Manufacturers were forced to redirect much of their design and engineering manpower to the new wave of regulations. New words and phrases entered the automotive lexicon: emissions, impact absorbing bumpers, crash-worthiness, rollover standards, passive restraints.
The last of these—passive restraints—proved the most abhorrent to the manufacturers, and the companies worked tirelessly to prevent such legislation from being passed. The car makers argued that such devices were complex, very costly, and embraced unproven technology. Some cautioned that in certain circumstances air bags, as they came to be known, might even be dangerous. There was also the fear of product liability lawsuits in the rare instances where the air bags failed to inflate.
The insurance industry lobbied for implementation of passive restraints, stating air bags would save lives and reduce injuries; air bags would also save the insurance companies millions of dollars in claims.
The debate raged for years.
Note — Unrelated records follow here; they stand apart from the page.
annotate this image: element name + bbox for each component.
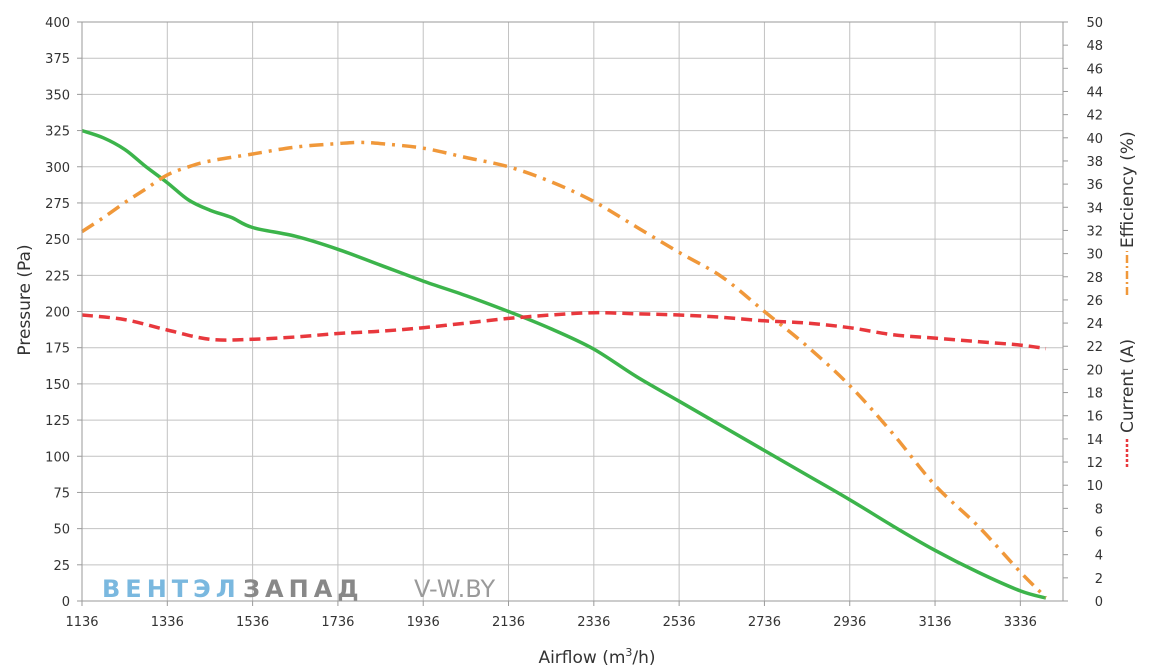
y2-tick-label: 36 (1086, 178, 1103, 193)
x-tick-label: 3336 (1004, 615, 1037, 630)
y-axis-ticks: 0 25 50 75 100 125 150 175 200 225 250 275 300 325 350… (45, 16, 82, 610)
y2-tick-label: 4 (1095, 549, 1103, 564)
x-tick-label: 1536 (236, 615, 269, 630)
y-tick-label: 350 (45, 88, 70, 103)
y2-tick-label: 22 (1086, 340, 1103, 355)
y2-tick-label: 50 (1086, 16, 1103, 31)
y2-tick-label: 16 (1086, 410, 1103, 425)
y-tick-label: 300 (45, 161, 70, 176)
y-tick-label: 200 (45, 306, 70, 321)
y-tick-label: 275 (45, 197, 70, 212)
y-tick-label: 75 (53, 486, 70, 501)
y2-tick-label: 2 (1095, 572, 1103, 587)
y2-tick-label: 14 (1086, 433, 1103, 448)
y2-tick-label: 30 (1086, 248, 1103, 263)
efficiency-legend: Efficiency (%) (1118, 131, 1138, 295)
x-axis-title-tail: /h) (632, 648, 655, 668)
y2-axis-ticks: 0246810121416182022242628303234363840424… (1063, 16, 1103, 610)
y-tick-label: 0 (62, 595, 70, 610)
x-tick-label: 3136 (918, 615, 951, 630)
y-tick-label: 100 (45, 450, 70, 465)
x-tick-label: 1736 (321, 615, 354, 630)
x-tick-label: 2336 (577, 615, 610, 630)
series-line-pressure (81, 128, 1047, 600)
x-axis-title-main: Airflow (m (538, 648, 625, 668)
y2-tick-label: 44 (1086, 85, 1103, 100)
y2-tick-label: 10 (1086, 479, 1103, 494)
y-tick-label: 125 (45, 414, 70, 429)
y2-tick-label: 18 (1086, 387, 1103, 402)
y2-tick-label: 38 (1086, 155, 1103, 170)
x-axis-title: Airflow (m3/h) (538, 646, 655, 668)
y-tick-label: 25 (53, 559, 70, 574)
y-tick-label: 325 (45, 125, 70, 140)
y2-axis-title-current: Current (A) (1118, 339, 1138, 433)
y-tick-label: 400 (45, 16, 70, 31)
watermark: ВЕНТЭЛ ЗАПАД V-W.BY (102, 575, 495, 603)
y2-tick-label: 32 (1086, 224, 1103, 239)
x-tick-label: 1136 (65, 615, 98, 630)
y-tick-label: 50 (53, 523, 70, 538)
x-tick-label: 2936 (833, 615, 866, 630)
y2-tick-label: 0 (1095, 595, 1103, 610)
y-tick-label: 225 (45, 269, 70, 284)
x-axis-ticks: 1136 1336 1536 1736 1936 2136 2336 2536 2736 2936… (65, 601, 1037, 630)
y2-tick-label: 48 (1086, 39, 1103, 54)
x-axis-title-sup: 3 (625, 646, 632, 659)
y-tick-label: 150 (45, 378, 70, 393)
series-lines (81, 128, 1048, 600)
series-line-efficiency (81, 140, 1048, 599)
x-tick-label: 2736 (748, 615, 781, 630)
y2-tick-label: 40 (1086, 132, 1103, 147)
grid (81, 21, 1063, 602)
y2-tick-label: 34 (1086, 201, 1103, 216)
y-tick-label: 250 (45, 233, 70, 248)
y2-tick-label: 20 (1086, 363, 1103, 378)
y-axis-title: Pressure (Pa) (15, 244, 35, 355)
y-tick-label: 375 (45, 52, 70, 67)
x-tick-label: 1336 (151, 615, 184, 630)
watermark-part2: ЗАПАД (243, 575, 364, 603)
y2-tick-label: 46 (1086, 62, 1103, 77)
y2-tick-label: 24 (1086, 317, 1103, 332)
current-legend: Current (A) (1118, 339, 1138, 467)
x-tick-label: 2536 (663, 615, 696, 630)
series-line-current (81, 310, 1047, 351)
y2-axis-title-efficiency: Efficiency (%) (1118, 131, 1138, 248)
y2-tick-label: 26 (1086, 294, 1103, 309)
y2-tick-label: 42 (1086, 109, 1103, 124)
y-tick-label: 175 (45, 342, 70, 357)
watermark-part1: ВЕНТЭЛ (102, 575, 241, 603)
y2-tick-label: 12 (1086, 456, 1103, 471)
x-tick-label: 2136 (492, 615, 525, 630)
y2-tick-label: 8 (1095, 502, 1103, 517)
x-tick-label: 1936 (407, 615, 440, 630)
watermark-part3: V-W.BY (414, 575, 495, 603)
y2-tick-label: 28 (1086, 271, 1103, 286)
y2-tick-label: 6 (1095, 526, 1103, 541)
Seat belt interlocks were tried in the 1970s, forcing drivers to buckle up before their cars would start. But owners found ways of getting around this, and the idea was scrapped. In fact, Americans never have been great believers in the use of seat belts. Despite the life-saving and injury-preventing qualities of lap and shoulder belts, roughly half of all drivers eschew them, even with mandatory seat-belt laws in most states. The air bag, and in some instances, automatic seat belts that wrap around the driver when the car door is closed, circumvent the recalcitrant nature of the American driving public. The government says, in effect, “Since you refuse to exercise good, common sense by wearing a seat belt, the U.S. government has decided to protect you from yourself.” And you must pay for it.
For those who refuse to buckle up, there are air bags. And drivers equipped with air bags will be the first to extoll the virtues of the device after surviving a head-on collision. Unfortunately, the other 50 percent of drivers who wear lap and shoulder belts are now forced to pay for a redundant and. costly passive restraint starting with the 1990 model year. However, air bags are not yet required in every vehicle the manufacturer makes. Consequently, some new-car buyers, having worn lap and shoulder belts for years, are balking at new air bag-equipped cars and are selectively shopping for new vehicles without air bags.
Clearly, most car manufacturers wouldn’t install air bags if not required by law. However, some companies with a tradition of safety, such as Volvo, have installed air bags for a number of years. Air bags, nevertheless, have their limitations. They are effective only in head-on or front-oblique collisions. Lap and shoulder belts provide protection in many other accidents, including side impact, multiple impact, and rollover. Aware of the limitations of air bags, manufacturers continue to install inertia reel lap and shoulder belts in their air bag-fitted cars. Ads for the Lexus ES250 show a driver-side air bag supplemental restraint system inflated with a lap and shoulder belt buckled around an anatomical dummy.
Despite the obvious facts in the air bag versus seat belt debate, safety advocates have turned a deaf ear. They now seek to expand the regulations to include trucks, vans, and other vehicles. Thus, expensive passive restraints will be installed in millions of vehicles when fewer than one percent will be involved in accidents requiting them.
The air bag is yet another example of government trying to improve the automobile for society. As is so often the case, once government gets involved in the regulation of a product, light is never seen at the end of the tunnel. There is never a stated, final goal; there is only an ongoing effort of “improvement.” Government regulation of the automobile has taken on a life of its own, the most notable result being a much more expensive product.